Invertebrates are considerably challenged in this area. Current research has been halted because the biologists cannot determine where their butts are. This has created an enormous challenge for both scientists and armchair buttologists alike. Whether or not they should organically manufacture butts in petri dishes for invertebrates or use the new 3-D printing technology to create implants has become a divisive issue.
We must consider that the butt is not just a topographical feature on a body. The robust discourse that surrounds its beauty and appeal is a compelling argument for its inclusion in the performing arts. Or decorative arts. Butts can provide endless entertainment beyond their function, but they are certainly a blank canvas for many an artist.

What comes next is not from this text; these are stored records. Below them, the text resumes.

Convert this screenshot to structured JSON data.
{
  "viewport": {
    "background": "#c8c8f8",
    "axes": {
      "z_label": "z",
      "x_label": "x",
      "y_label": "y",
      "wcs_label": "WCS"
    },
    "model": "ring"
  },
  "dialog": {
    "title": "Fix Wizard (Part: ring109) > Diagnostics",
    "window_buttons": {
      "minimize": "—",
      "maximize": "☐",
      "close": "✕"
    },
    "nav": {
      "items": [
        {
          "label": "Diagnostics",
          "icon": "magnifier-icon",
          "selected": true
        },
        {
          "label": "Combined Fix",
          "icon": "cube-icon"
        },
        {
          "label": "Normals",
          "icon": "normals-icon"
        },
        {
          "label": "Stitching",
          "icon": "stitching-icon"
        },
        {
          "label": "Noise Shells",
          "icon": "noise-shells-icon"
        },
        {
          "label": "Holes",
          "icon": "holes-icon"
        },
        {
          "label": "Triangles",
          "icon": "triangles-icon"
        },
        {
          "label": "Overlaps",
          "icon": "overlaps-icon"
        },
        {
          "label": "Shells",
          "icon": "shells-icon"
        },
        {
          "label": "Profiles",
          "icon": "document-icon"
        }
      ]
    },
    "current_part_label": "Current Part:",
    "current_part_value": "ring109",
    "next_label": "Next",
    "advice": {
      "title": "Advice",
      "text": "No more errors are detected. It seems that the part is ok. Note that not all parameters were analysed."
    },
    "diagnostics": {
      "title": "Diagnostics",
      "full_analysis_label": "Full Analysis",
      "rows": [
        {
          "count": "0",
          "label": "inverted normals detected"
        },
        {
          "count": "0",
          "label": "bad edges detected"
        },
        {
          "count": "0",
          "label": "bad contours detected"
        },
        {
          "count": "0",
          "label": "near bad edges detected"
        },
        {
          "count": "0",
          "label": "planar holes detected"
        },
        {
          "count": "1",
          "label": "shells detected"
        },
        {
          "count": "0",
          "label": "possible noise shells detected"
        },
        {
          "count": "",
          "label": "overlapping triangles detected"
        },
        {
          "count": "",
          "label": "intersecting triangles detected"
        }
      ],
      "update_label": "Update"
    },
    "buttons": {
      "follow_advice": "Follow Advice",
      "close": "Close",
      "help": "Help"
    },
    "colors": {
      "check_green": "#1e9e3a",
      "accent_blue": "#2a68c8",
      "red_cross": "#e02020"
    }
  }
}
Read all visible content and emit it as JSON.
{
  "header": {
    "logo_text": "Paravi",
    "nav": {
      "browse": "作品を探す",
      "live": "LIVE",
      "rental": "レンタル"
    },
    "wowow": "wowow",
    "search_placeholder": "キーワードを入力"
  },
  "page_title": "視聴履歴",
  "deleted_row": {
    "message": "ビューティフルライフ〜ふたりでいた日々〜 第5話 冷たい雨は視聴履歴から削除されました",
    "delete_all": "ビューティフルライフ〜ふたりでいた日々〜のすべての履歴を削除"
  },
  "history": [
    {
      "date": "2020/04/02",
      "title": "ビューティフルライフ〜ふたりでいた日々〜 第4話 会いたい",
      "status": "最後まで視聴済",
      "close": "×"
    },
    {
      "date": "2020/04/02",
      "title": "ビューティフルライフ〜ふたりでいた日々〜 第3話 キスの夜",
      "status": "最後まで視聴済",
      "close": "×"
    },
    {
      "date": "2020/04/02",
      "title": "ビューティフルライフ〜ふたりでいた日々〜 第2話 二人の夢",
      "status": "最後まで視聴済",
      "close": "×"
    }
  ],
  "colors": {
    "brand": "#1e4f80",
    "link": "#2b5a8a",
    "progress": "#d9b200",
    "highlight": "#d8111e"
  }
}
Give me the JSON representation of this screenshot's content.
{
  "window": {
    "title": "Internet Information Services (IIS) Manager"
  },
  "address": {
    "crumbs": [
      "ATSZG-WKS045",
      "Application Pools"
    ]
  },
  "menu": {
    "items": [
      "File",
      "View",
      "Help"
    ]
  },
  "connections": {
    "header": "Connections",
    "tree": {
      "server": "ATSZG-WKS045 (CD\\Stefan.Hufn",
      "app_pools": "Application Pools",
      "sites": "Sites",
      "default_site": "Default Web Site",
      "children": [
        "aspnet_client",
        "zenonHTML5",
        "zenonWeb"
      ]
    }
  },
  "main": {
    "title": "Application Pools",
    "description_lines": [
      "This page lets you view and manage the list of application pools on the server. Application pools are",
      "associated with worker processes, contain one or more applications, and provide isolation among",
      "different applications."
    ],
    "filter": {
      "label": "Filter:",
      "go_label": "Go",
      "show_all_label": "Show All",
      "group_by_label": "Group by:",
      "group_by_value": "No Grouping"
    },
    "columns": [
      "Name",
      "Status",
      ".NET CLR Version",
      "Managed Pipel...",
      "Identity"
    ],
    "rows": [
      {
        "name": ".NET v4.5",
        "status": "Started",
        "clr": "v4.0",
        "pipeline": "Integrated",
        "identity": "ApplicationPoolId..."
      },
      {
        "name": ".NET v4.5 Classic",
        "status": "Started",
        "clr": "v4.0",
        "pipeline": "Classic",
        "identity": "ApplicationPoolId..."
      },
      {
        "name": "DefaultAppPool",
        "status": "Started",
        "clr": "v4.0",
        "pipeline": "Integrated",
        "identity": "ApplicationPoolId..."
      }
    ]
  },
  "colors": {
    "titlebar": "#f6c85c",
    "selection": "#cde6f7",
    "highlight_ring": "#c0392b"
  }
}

All creatures deserve to have butts and if butts can be more clearly identified in non-mammals, the advances in science and technology will skyrocket. A newly formed non-profit organization called Butts For All Creatures has emerged to fulfill this need. Every time you think about butts and how convenient yours is and how easily accessible butts are, consider the butt deficit and how it impacts your future. Consider donating money or even portions of your own butt, if you have any to spare. It can save a life or create another butt. And that’s good for all of us.